Students who find themselves staring at the blank page and wonder how on earth the space is going to get filled should take heart. They are in good company. Writers of all descriptions find themselves stuck. The feeling of "stuckness" even has a name, "writer's block," which is the focus of an article in The New Yorker.
The writer, Maria Konnikova, who also wrote “Mastermind: How to Think Like Sherlock Holmes," cites research that blocked writers fall into three groups:
"In one group, anxiety and stress dominated; to them, the main impediment to writing was a deep emotional distress that sapped the joy out of writing.
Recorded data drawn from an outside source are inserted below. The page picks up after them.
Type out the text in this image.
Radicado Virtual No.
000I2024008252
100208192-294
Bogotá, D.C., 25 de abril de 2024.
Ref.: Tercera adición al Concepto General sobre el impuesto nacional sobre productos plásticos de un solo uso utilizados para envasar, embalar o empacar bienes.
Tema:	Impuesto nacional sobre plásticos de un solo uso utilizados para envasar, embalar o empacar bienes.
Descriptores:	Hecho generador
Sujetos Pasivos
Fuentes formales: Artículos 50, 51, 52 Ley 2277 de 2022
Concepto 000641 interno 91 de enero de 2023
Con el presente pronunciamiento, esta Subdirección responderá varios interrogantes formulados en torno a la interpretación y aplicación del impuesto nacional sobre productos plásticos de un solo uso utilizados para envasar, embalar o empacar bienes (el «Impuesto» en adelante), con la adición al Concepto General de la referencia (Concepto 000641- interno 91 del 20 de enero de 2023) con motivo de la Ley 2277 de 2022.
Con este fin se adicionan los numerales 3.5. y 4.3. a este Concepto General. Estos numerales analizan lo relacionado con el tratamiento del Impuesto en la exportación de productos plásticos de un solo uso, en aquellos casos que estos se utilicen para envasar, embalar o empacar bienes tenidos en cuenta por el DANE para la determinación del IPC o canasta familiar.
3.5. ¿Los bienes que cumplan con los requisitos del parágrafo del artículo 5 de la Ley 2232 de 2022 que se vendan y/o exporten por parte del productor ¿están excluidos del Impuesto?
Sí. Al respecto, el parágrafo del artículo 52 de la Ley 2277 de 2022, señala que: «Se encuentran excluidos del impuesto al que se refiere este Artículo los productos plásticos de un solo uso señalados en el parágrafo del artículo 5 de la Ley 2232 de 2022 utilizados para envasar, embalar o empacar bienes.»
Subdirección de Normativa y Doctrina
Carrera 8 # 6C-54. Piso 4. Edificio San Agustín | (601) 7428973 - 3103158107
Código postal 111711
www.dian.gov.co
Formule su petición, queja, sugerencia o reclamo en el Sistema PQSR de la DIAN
In another group, unhappiness expressed itself interpersonally, through anger and irritation at others. A third group was apathetic and disengaged, while a fourth tended to be angry, hostile, and disappointed—their emotions were strongly negative, as opposed to merely sad."
The solution? Yale University psychologists Jerome Singer and Michael Barrio asked blocked writers to create their own colorful mental images. "These writers would sit in a dim, quiet room and contemplate a series of ten prompts asking them to produce and then describe dream-like creations. They might, for example, 'visualize' a piece of music, or a specific setting in nature. Afterward, they would visualize something from their current projects, and then generate a “dreamlike experience” based on that project."
It worked. Writers who tried the intervention got more writing done, and felt more motivated and self-confident than those who joined a group and talked about their troubles. More backgroound and details can be found in the article.
Or, if you are feeling stuck, just give it a try.